On the other hand, the other studies have mixed findings for the association between cardiovascular diseases and LBP. For example, Heliovaara et al. [45] found that atherosclerosis, a cardiovascular disease, is not etiologically linked to LBP, which is consistent with the results of this study. Kauppila [46] also revealed a weak association between cardiovascular risk factors and LBP. These results are, however, incongruent with the results of other studies. Furthermore, several studies revealed the contrary findings that cardiovascular diseases are significantly associated with LBP [47,48]. In a meta-analysis by Fayaz et al. [47], chronic LBP was strongly associated with cardiovascular diseases. All of these studies contradict the present research results that LBP and cardiovascular diseases are not significantly associated.

Furthermore, the results from the binary logistic regression show that dyslipidemia is not significantly associated with LBP. These results are, however, in contrast with some studies.

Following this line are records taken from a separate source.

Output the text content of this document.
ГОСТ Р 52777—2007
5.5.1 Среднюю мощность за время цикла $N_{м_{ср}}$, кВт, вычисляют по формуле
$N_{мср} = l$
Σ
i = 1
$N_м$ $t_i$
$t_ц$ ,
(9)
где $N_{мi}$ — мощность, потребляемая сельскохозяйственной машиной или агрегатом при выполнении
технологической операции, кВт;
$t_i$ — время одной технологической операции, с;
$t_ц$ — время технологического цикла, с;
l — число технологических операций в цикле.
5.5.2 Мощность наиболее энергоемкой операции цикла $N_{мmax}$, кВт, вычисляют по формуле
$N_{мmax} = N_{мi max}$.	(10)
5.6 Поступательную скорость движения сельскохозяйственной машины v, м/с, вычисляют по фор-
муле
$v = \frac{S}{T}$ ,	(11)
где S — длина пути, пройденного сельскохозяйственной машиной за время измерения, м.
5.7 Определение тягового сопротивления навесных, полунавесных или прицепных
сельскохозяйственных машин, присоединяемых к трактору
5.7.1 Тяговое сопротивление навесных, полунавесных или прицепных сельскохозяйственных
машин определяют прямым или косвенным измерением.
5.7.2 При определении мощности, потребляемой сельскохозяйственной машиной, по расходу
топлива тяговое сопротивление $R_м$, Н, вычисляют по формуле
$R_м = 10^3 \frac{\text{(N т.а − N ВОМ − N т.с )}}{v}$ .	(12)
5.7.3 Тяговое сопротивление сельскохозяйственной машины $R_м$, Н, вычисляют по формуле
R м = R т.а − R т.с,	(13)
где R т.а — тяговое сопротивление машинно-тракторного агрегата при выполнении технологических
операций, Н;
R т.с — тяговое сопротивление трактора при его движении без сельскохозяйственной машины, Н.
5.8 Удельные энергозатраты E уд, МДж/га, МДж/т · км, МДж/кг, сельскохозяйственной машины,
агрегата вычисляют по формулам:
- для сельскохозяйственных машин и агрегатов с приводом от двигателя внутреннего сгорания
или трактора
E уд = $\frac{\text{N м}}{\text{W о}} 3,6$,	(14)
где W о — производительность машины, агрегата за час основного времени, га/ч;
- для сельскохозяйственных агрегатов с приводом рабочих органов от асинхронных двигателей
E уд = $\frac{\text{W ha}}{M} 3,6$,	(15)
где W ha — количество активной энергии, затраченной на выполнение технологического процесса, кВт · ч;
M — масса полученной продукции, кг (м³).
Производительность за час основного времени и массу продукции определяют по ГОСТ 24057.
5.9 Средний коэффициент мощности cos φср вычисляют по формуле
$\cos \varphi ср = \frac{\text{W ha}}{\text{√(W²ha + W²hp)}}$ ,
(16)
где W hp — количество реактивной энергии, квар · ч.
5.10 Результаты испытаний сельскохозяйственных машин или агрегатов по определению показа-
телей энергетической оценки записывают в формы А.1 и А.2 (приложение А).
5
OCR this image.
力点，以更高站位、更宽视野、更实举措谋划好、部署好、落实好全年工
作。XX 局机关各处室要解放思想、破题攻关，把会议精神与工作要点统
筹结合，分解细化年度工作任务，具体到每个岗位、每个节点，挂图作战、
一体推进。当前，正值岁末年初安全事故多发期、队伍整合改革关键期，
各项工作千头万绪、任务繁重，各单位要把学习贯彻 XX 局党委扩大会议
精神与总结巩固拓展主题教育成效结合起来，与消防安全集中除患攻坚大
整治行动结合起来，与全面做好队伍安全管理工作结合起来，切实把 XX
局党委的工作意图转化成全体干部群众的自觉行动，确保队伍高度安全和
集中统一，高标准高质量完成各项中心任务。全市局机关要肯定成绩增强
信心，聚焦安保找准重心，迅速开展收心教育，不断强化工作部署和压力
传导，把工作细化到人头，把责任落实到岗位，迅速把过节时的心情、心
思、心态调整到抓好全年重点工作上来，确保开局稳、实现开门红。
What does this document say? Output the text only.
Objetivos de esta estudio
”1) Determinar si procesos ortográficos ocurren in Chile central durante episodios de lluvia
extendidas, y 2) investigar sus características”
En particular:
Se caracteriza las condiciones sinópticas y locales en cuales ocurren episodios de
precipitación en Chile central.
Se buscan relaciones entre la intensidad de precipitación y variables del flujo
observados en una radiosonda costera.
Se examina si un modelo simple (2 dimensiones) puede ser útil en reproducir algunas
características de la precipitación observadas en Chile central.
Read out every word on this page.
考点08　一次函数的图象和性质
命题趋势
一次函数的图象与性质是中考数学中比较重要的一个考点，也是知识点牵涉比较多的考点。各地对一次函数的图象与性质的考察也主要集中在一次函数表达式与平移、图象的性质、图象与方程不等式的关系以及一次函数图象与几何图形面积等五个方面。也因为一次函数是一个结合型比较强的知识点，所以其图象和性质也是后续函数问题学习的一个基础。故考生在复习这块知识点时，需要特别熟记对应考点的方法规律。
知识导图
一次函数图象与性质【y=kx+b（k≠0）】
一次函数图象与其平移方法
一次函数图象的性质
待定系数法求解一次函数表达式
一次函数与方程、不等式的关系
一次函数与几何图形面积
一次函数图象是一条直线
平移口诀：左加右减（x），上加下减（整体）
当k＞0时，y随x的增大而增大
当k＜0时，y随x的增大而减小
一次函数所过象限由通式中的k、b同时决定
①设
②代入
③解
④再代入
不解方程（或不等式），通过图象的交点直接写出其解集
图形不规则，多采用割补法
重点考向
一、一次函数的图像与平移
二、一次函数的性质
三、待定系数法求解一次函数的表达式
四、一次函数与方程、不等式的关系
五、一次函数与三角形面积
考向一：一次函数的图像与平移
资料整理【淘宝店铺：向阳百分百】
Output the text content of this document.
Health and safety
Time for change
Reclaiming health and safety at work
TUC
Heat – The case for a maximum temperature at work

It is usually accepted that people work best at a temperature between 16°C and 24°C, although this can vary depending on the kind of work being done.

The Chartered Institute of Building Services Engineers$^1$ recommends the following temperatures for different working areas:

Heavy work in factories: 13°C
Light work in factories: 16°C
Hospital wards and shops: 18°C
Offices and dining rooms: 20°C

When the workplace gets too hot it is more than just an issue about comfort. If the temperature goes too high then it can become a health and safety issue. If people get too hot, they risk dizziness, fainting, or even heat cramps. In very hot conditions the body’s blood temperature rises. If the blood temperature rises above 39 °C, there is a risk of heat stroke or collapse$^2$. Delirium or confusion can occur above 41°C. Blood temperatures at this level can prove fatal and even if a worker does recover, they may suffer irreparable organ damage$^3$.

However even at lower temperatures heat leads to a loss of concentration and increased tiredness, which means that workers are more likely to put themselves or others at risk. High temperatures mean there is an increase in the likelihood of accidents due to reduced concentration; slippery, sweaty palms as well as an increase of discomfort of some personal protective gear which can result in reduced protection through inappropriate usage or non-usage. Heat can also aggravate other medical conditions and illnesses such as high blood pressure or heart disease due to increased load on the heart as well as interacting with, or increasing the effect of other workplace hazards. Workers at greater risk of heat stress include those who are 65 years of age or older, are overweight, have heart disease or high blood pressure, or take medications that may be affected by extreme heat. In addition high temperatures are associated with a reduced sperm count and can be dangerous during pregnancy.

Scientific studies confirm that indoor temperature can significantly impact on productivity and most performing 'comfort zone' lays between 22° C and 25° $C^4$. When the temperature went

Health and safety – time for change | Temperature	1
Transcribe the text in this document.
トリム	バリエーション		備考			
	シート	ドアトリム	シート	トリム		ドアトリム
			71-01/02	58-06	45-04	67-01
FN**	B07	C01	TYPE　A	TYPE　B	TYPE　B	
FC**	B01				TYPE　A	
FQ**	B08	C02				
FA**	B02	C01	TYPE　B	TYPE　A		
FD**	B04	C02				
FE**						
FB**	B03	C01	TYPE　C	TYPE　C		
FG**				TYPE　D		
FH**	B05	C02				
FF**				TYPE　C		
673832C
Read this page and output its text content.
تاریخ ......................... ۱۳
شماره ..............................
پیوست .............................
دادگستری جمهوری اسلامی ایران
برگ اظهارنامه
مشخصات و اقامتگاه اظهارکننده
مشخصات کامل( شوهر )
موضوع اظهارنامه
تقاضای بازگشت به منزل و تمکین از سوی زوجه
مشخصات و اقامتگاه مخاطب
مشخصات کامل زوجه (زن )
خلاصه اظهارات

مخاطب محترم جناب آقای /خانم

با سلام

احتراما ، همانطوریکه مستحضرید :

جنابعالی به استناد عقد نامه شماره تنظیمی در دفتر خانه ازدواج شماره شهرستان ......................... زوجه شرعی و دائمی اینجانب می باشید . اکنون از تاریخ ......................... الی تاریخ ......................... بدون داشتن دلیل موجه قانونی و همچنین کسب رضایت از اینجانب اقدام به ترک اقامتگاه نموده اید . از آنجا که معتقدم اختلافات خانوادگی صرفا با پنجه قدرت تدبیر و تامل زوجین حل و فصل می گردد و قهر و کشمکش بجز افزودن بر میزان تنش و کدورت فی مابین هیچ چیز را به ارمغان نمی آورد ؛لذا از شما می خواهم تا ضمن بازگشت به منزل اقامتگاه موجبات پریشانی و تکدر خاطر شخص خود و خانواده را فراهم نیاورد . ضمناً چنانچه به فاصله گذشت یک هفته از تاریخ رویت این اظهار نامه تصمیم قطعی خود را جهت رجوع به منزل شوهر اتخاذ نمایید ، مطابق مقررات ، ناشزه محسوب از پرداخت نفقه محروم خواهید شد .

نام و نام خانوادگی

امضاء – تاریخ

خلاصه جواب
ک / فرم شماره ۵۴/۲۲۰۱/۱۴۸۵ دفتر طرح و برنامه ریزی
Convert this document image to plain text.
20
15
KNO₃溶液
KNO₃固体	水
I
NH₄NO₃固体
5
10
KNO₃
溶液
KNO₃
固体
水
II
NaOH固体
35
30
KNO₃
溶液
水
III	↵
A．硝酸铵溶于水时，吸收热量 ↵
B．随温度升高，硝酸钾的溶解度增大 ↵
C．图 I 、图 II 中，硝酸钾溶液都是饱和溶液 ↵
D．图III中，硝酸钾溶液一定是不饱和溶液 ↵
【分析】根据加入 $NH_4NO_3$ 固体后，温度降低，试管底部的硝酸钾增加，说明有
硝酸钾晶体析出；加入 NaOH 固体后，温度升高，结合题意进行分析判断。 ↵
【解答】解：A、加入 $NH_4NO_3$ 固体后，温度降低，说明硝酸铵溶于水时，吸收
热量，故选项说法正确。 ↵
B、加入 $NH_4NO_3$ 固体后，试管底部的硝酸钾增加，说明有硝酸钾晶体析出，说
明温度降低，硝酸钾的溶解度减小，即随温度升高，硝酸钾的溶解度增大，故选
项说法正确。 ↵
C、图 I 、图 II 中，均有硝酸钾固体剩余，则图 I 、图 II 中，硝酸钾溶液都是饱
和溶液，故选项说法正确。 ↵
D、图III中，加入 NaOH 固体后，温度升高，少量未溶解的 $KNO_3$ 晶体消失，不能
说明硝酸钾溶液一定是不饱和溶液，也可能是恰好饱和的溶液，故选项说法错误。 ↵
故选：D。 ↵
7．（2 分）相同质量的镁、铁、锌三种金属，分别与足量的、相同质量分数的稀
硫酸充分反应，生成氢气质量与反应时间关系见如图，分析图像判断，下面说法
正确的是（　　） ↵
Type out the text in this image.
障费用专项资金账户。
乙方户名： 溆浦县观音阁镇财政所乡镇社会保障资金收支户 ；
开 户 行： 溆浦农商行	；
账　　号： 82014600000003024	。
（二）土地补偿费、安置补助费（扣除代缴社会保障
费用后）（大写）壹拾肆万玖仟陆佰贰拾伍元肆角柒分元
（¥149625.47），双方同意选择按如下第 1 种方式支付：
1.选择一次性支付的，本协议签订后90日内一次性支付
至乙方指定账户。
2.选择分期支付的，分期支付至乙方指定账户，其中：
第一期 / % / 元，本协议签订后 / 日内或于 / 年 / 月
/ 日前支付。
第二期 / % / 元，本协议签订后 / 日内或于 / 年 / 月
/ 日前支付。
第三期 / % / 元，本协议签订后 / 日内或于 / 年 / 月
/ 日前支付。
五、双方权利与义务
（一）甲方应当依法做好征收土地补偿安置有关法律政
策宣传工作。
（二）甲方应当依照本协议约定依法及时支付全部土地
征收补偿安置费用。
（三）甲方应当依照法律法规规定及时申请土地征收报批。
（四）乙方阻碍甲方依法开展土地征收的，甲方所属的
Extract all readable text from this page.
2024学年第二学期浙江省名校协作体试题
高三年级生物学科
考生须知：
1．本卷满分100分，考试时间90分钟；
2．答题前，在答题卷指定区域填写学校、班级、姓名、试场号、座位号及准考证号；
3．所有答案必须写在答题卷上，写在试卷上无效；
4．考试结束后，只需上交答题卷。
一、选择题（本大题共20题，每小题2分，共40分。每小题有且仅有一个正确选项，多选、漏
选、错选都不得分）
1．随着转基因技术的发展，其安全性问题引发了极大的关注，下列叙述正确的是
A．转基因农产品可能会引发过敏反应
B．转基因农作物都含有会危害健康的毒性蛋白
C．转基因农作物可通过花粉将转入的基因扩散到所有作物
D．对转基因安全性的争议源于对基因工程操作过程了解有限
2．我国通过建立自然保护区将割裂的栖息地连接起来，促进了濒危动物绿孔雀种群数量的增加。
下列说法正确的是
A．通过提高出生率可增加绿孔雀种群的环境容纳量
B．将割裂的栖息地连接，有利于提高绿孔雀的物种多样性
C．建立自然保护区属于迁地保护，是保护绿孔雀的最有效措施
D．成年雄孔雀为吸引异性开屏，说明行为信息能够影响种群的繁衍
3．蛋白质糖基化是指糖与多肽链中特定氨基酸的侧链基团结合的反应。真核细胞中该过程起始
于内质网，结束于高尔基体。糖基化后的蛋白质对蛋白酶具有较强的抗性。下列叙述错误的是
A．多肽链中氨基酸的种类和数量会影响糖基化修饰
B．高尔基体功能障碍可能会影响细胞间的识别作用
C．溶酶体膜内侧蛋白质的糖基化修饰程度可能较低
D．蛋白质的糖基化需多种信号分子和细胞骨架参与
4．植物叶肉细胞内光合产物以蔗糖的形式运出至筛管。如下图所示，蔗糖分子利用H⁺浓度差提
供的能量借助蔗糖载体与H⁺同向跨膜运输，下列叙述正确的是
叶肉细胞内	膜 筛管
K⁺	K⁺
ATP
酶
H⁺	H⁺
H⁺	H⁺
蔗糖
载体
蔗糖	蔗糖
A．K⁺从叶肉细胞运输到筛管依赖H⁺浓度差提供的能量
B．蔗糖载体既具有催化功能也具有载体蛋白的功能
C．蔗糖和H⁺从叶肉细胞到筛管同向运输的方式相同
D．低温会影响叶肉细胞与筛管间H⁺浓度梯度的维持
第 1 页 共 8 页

For example, Kauppila [46] and Zafar et al. [49] revealed that dyslipidemia can lead to LBP as a result of aortic atherosclerosis. Likewise, Heuch et al. [50] revealed that abnormal serum lipid levels (related to dyslipidemia) are associated with an increased risk of low back pain severity. Furthermore, a positive correlation was found between lumbar disc herniation and serum lipid levels [51]. Thus, these studies negate the results of the present studies that suggest that dyslipidemia is not associated with the presence of LBP in Saudi community adults.

This work significantly contributes to the limited literature existing on the prevalence of low back pain in Saudi Arabia. In addition, we were able to examine the associated risk factors with LBP. However, our study has several limitations. First, it is a cross-sectional study; therefore, we could not establish the causality relationship between risk factors and LBP. Second, the small and geographical limited sample size can limit the generalizability of our results to different areas in Saudi Arabia. Therefore, future studies can include a larger sample size from other geographical regions to estimate LBP prevalence in the general population. Finally, a longitudinal study design is needed to better understand the relationship between associated risk factors and LBP in Saudi adults.

5. Conclusions

Low back pain is highly prevalent in the Saudi adult community, with more than a fourth of the sample reporting back pain. In addition, the research identified numerous modifiable risk factors (BMI, education, employment status, marital status, and smoking status) and unmodifiable risk factors (arthritis, hypertension, anemia, osteoporosis, and history of fractures) associated with low back pain in the study sample. This study calls for action to develop preventive, education, and management programs in society.